Hidden benefit of the new extended loss relief
The new extended tax loss relief seems straightforward but a closer look reveals an opportunity for sole traders and business partners to save more tax than first appeared. How can they take advantage of this?

Tax relief for trading losses
Trading losses can be used to reduce tax payable on income of the current year, the previous year or both. The trouble is this can mean losing at least some or all of the personal tax-free allowance.
Example 1 - existing rules. In 2020/21 Andy made a loss of £30,000 and had other taxable income, a salary of £20,000 on which the tax payable is £1,500 ((£20,000-£12,500 personal allowances) x 20% £1,500). The rules say that losses are deducted from income before personal allowances. Therefore, to get the £1,500 tax refunded Andy must use £20,000 of the loss relief. This means the £12,500 personal allowance is wasted.
New extended loss relief
The new loss relief rules are different in that they can't to reduce tax payable on other income. Instead, the loss relief can only be used against profits from the same trade. Ironically it’s this limitation that produces an opportunity for extra tax savings. The following example illustrates this. Bear in mind that to access the new loss relief the trader must either have no taxable income in the same and previous year as the loss, or have reduced it to nil for at least one of them by making a claim for relief under the existing rules.
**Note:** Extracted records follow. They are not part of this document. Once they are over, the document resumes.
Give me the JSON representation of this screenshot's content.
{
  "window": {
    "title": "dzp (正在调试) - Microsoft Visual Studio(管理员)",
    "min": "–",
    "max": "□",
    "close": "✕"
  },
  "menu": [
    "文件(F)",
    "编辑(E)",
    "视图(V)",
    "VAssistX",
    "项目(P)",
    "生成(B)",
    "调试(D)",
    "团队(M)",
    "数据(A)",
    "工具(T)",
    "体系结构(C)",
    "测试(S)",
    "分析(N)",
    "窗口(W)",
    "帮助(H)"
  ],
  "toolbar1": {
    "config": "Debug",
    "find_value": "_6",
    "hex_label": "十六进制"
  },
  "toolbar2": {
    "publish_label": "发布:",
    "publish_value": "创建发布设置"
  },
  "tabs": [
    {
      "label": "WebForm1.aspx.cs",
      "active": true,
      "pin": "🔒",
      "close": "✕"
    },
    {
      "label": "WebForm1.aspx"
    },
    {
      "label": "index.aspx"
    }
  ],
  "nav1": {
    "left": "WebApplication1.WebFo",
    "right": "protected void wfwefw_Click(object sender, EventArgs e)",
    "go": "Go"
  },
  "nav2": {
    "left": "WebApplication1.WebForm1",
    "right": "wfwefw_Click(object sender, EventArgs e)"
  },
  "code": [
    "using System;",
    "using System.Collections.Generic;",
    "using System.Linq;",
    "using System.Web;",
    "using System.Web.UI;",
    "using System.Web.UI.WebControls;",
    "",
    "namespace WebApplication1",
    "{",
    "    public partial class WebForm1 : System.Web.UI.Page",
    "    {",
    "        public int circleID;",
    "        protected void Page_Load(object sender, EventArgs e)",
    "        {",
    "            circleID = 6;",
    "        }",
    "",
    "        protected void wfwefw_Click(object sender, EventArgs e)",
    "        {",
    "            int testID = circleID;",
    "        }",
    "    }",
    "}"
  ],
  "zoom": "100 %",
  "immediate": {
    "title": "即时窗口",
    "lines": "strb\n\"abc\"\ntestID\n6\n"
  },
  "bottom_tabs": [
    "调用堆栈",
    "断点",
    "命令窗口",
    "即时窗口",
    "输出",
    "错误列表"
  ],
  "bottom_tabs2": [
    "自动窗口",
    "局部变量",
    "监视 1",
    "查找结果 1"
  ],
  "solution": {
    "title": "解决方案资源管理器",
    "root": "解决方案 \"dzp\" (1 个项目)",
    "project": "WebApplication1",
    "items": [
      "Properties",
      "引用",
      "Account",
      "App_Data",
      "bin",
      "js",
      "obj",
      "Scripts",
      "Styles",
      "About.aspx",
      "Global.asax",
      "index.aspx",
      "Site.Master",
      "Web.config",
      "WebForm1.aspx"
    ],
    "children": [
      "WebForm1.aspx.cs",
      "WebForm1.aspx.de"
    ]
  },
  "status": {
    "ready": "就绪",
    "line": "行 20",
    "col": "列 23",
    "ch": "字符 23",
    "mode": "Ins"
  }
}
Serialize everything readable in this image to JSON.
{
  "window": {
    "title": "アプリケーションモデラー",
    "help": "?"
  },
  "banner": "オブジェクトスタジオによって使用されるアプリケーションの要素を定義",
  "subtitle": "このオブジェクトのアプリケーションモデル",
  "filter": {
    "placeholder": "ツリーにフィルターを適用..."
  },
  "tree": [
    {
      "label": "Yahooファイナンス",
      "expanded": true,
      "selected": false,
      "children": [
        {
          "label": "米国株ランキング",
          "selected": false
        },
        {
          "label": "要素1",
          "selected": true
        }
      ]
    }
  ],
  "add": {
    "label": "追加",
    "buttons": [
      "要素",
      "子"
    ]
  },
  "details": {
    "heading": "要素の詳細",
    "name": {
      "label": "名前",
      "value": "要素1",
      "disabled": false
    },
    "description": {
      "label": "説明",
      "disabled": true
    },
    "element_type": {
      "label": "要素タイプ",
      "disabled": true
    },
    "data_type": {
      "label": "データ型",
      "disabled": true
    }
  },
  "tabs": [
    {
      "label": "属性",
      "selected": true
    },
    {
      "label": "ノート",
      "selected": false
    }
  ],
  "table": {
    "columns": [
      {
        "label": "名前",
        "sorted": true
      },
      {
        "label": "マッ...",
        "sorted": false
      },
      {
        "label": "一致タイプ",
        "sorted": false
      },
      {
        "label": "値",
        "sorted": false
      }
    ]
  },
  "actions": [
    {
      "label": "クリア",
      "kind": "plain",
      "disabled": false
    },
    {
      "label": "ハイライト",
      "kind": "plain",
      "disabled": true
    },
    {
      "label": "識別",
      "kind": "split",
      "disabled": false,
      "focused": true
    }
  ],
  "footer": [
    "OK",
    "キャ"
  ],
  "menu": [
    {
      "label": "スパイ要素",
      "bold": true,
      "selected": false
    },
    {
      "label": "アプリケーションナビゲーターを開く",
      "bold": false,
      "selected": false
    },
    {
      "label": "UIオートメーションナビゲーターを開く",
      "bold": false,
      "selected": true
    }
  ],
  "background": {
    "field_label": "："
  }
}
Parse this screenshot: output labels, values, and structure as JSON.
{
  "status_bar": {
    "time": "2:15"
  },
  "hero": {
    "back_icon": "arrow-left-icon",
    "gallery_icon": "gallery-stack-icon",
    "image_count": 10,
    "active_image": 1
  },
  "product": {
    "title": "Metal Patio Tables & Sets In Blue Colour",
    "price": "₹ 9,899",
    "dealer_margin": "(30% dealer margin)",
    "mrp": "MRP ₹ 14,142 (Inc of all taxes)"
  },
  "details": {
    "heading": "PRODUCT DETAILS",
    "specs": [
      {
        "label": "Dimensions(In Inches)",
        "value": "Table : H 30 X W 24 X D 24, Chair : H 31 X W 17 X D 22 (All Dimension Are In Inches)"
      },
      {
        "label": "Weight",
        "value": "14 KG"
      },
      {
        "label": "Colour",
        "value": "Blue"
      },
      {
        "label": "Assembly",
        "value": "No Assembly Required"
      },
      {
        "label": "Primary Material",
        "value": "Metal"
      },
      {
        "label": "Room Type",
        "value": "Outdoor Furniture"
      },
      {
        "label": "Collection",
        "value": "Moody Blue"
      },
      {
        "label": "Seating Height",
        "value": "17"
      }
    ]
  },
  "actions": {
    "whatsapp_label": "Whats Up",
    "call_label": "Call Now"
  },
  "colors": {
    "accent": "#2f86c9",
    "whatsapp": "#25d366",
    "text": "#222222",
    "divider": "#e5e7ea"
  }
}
Example 2 - existing rules. Jimmy’s sole-trader business shows the following results:
Year |
2020/21 |
2019/20 |
2018/19 |
Trading profit/(loss) |
(£45,000) |
£26,000 |
£20,000 |
Other income |
£5,000 |
£12,000 |
£10,000 |
If he claims loss relief (under the existing rules)against his other income for both 2020/21 and 2019/20 he’ll have no taxable income in either year. He will have used all the loss but wasted his personal allowance for both years.
Example 3 - new rules. To access the new loss relief Jimmy must make a claim to use the loss in 2020/21 or 2019/20 under the existing rules. While the obvious choice is the year with the highest income, i.e. 2019/20, this would result in only £5,000 of the loss remaining to carry back to 2018/19 under the new extended loss relief rule.
A better result is achieved if Jimmy instead claims loss relief against other income for the year of the loss (2020/21). This seems counter intuitive because Jimmy’s income for 2020/21 is only £5,000 meaning that the claim results in no tax saving for 2020/21 as his income is already covered by his personal allowances. However, by claiming the loss relief for 2020/21 Jimmy uses just £5,000 of it. This leaves £40,000 (£45,000 - £5,000) which can be carried back under the new rules, first against 2019/20 and then 2018/19. The relief can only be used against trade profits and so will cover those for 2019/20, but will leave his personal allowance intact to cover his other income for that year.
Another angle. The “limitation to trade profits” rule can be used to increase loss relief carried forward. Say a trader made a loss in 2020/21 of £20,000 and had £1,000 other income. In 2019/20 their profits were £10,000 and they had other income of £10,000. Using the existing rules they could carry the £20,000 loss relief and so reduce taxable income to nil. But if instead they claimed relief against the current year’s income, apparently wasting £1,000, the will limit the loss carried back under the new rules to £10,000 leaving £9,000 of it to carry forward.